Bławacka twierdziła, że podczas kilkuletniego pobytu w Tybecie nawiązała bezpośredni kontakt z przebywającymi tam Mistrzami, którzy zapoznali ją ze ściśle strzeżonymi doktrynami. Pewna liczba jej zwolenników sądziła, że najwyższy z owych mistrzów, "Pan Świata " zamieszkał w Szamballi, niewidocznej oazie schowanej na pustyni Gobi. Według ich przekonania, Shamballa była duchowym centrum świata i pierwotnym źródłem tajnych doktryn Teozofii. Tak opisuje to wielu odkrywców, których lamowie starali się utrzymać z daleka od swoich tajemnic. Pomogli oni ustanowić obraz Tybetu jako najwyższe mistyczne sanktuarium, ochronione przez najwyższe góry na ziemi.

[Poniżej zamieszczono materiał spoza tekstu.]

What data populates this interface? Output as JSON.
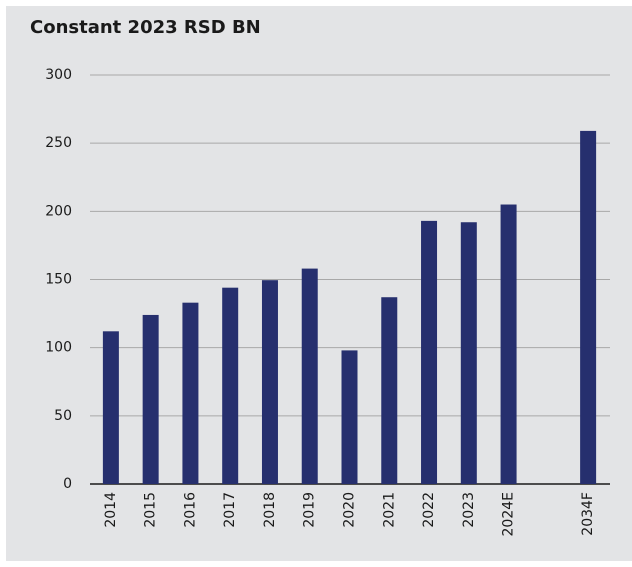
{
  "chart_data": {
    "type": "bar",
    "title": "Constant 2023 RSD BN",
    "categories": [
      "2014",
      "2015",
      "2016",
      "2017",
      "2018",
      "2019",
      "2020",
      "2021",
      "2022",
      "2023",
      "2024E",
      null,
      "2034F"
    ],
    "values": [
      112,
      124,
      133,
      144,
      149.5,
      158,
      98,
      137,
      193,
      192,
      205,
      null,
      259
    ],
    "color": "#262f6e",
    "ylim": [
      0,
      300
    ],
    "yticks": [
      0,
      50,
      100,
      150,
      200,
      250,
      300
    ],
    "grid": true
  }
}
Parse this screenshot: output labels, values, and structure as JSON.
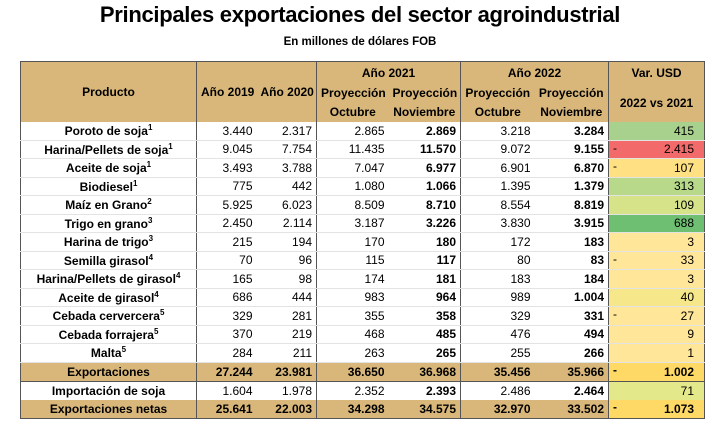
{
  "title": "Principales exportaciones del sector agroindustrial",
  "subtitle": "En millones de dólares FOB",
  "headers": {
    "producto": "Producto",
    "anio2019": "Año 2019",
    "anio2020": "Año 2020",
    "anio2021": "Año 2021",
    "anio2022": "Año 2022",
    "proy_oct_1": "Proyección",
    "proy_oct_2": "Octubre",
    "proy_nov_1": "Proyección",
    "proy_nov_2": "Noviembre",
    "var_1": "Var. USD",
    "var_2": "2022 vs 2021"
  },
  "rows": [
    {
      "producto": "Poroto de soja",
      "sup": "1",
      "y2019": "3.440",
      "y2020": "2.317",
      "o2021": "2.865",
      "n2021": "2.869",
      "o2022": "3.218",
      "n2022": "3.284",
      "sign": "",
      "var": "415",
      "color": "#a9d18e"
    },
    {
      "producto": "Harina/Pellets de soja",
      "sup": "1",
      "y2019": "9.045",
      "y2020": "7.754",
      "o2021": "11.435",
      "n2021": "11.570",
      "o2022": "9.072",
      "n2022": "9.155",
      "sign": "-",
      "var": "2.415",
      "color": "#f26a6a"
    },
    {
      "producto": "Aceite de soja",
      "sup": "1",
      "y2019": "3.493",
      "y2020": "3.788",
      "o2021": "7.047",
      "n2021": "6.977",
      "o2022": "6.901",
      "n2022": "6.870",
      "sign": "-",
      "var": "107",
      "color": "#ffe082"
    },
    {
      "producto": "Biodiesel",
      "sup": "1",
      "y2019": "775",
      "y2020": "442",
      "o2021": "1.080",
      "n2021": "1.066",
      "o2022": "1.395",
      "n2022": "1.379",
      "sign": "",
      "var": "313",
      "color": "#b9d98a"
    },
    {
      "producto": "Maíz en Grano",
      "sup": "2",
      "y2019": "5.925",
      "y2020": "6.023",
      "o2021": "8.509",
      "n2021": "8.710",
      "o2022": "8.554",
      "n2022": "8.819",
      "sign": "",
      "var": "109",
      "color": "#d6e389"
    },
    {
      "producto": "Trigo en grano",
      "sup": "3",
      "y2019": "2.450",
      "y2020": "2.114",
      "o2021": "3.187",
      "n2021": "3.226",
      "o2022": "3.830",
      "n2022": "3.915",
      "sign": "",
      "var": "688",
      "color": "#6fbf73"
    },
    {
      "producto": "Harina de trigo",
      "sup": "3",
      "y2019": "215",
      "y2020": "194",
      "o2021": "170",
      "n2021": "180",
      "o2022": "172",
      "n2022": "183",
      "sign": "",
      "var": "3",
      "color": "#ffe699"
    },
    {
      "producto": "Semilla girasol",
      "sup": "4",
      "y2019": "70",
      "y2020": "96",
      "o2021": "115",
      "n2021": "117",
      "o2022": "80",
      "n2022": "83",
      "sign": "-",
      "var": "33",
      "color": "#ffe699"
    },
    {
      "producto": "Harina/Pellets de girasol",
      "sup": "4",
      "y2019": "165",
      "y2020": "98",
      "o2021": "174",
      "n2021": "181",
      "o2022": "183",
      "n2022": "184",
      "sign": "",
      "var": "3",
      "color": "#ffe699"
    },
    {
      "producto": "Aceite de girasol",
      "sup": "4",
      "y2019": "686",
      "y2020": "444",
      "o2021": "983",
      "n2021": "964",
      "o2022": "989",
      "n2022": "1.004",
      "sign": "",
      "var": "40",
      "color": "#f5e78a"
    },
    {
      "producto": "Cebada cervercera",
      "sup": "5",
      "y2019": "329",
      "y2020": "281",
      "o2021": "355",
      "n2021": "358",
      "o2022": "329",
      "n2022": "331",
      "sign": "-",
      "var": "27",
      "color": "#ffe699"
    },
    {
      "producto": "Cebada forrajera",
      "sup": "5",
      "y2019": "370",
      "y2020": "219",
      "o2021": "468",
      "n2021": "485",
      "o2022": "476",
      "n2022": "494",
      "sign": "",
      "var": "9",
      "color": "#ffe699"
    },
    {
      "producto": "Malta",
      "sup": "5",
      "y2019": "284",
      "y2020": "211",
      "o2021": "263",
      "n2021": "265",
      "o2022": "255",
      "n2022": "266",
      "sign": "",
      "var": "1",
      "color": "#ffe699"
    }
  ],
  "total": {
    "producto": "Exportaciones",
    "y2019": "27.244",
    "y2020": "23.981",
    "o2021": "36.650",
    "n2021": "36.968",
    "o2022": "35.456",
    "n2022": "35.966",
    "sign": "-",
    "var": "1.002"
  },
  "importacion": {
    "producto": "Importación de soja",
    "y2019": "1.604",
    "y2020": "1.978",
    "o2021": "2.352",
    "n2021": "2.393",
    "o2022": "2.486",
    "n2022": "2.464",
    "sign": "",
    "var": "71",
    "color": "#e3e88a"
  },
  "netas": {
    "producto": "Exportaciones netas",
    "y2019": "25.641",
    "y2020": "22.003",
    "o2021": "34.298",
    "n2021": "34.575",
    "o2022": "32.970",
    "n2022": "33.502",
    "sign": "-",
    "var": "1.073"
  }
}
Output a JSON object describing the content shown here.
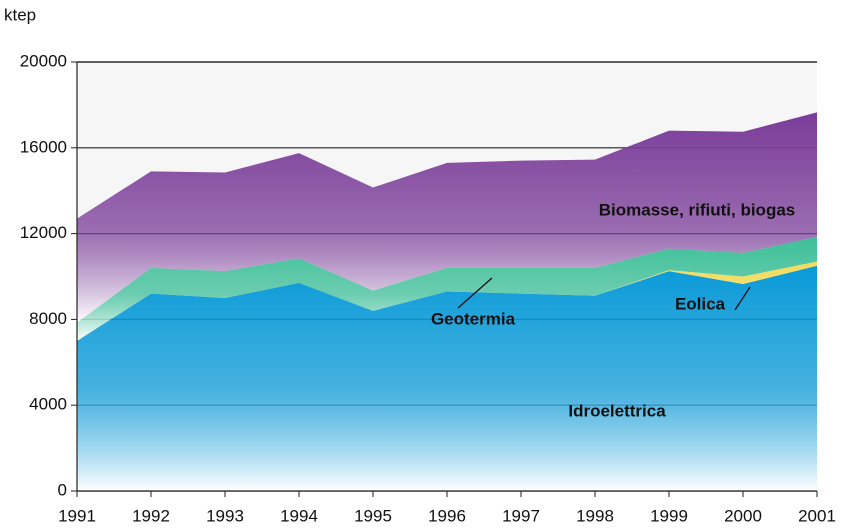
{
  "chart_data": {
    "type": "stacked_area",
    "y_label": "ktep",
    "x": [
      1991,
      1992,
      1993,
      1994,
      1995,
      1996,
      1997,
      1998,
      1999,
      2000,
      2001
    ],
    "xlim": [
      1991,
      2001
    ],
    "xticks": [
      1991,
      1992,
      1993,
      1994,
      1995,
      1996,
      1997,
      1998,
      1999,
      2000,
      2001
    ],
    "ylim": [
      0,
      20000
    ],
    "yticks": [
      0,
      4000,
      8000,
      12000,
      16000,
      20000
    ],
    "grid": true,
    "series": [
      {
        "name": "Idroelettrica",
        "color": "#0a9ad8",
        "values": [
          7000,
          9200,
          9000,
          9700,
          8400,
          9300,
          9200,
          9100,
          10250,
          9650,
          10500
        ]
      },
      {
        "name": "Eolica",
        "color": "#f2dc5a",
        "values": [
          0,
          0,
          0,
          0,
          0,
          0,
          0,
          0,
          50,
          350,
          200
        ]
      },
      {
        "name": "Geotermia",
        "color": "#3dbf98",
        "values": [
          850,
          1200,
          1250,
          1150,
          950,
          1100,
          1200,
          1300,
          1000,
          1100,
          1150
        ]
      },
      {
        "name": "Biomasse, rifiuti, biogas",
        "color": "#7a3c99",
        "values": [
          4850,
          4500,
          4600,
          4900,
          4800,
          4900,
          5000,
          5050,
          5500,
          5650,
          5800
        ]
      }
    ]
  }
}
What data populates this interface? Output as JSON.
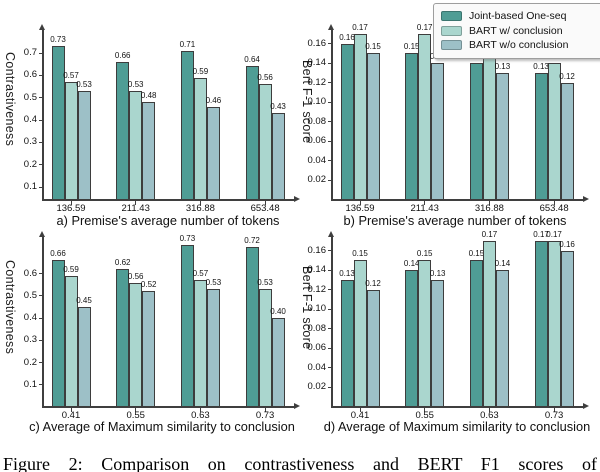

"Shamballa to jeden z najświętszych sekretów Azji, otoczony wielką czcią i powagą. Dostępu do tajemnic świętego miasta strzegą najbardziej kwalifikowani lamowie, gotowi w jego obronie poświęcić swoje życie."
Wśród tybetańskich mnichów znana jest legenda o tym, iż gdzieś wysoko, w niedostępnych rejonach Himalajów, znajduje się duchowe miasto Shamballa, ukryte pomiędzy lodowymi szczytami, które powstrzymują wszystkich nie posiadających odpowiednich kwalifikacji, by do niego wstąpić. Miejsce to jest portalem łączącą ziemski, materialny świat, z wyższymi wymiarami. Jest cudowną krainą nie skażoną problemami świata materialnego, wolną od cierpień i konfliktów.
Nazwę Shamballa odczytać można jako sanskryckie słowo oznaczające - "źródło szczęścia".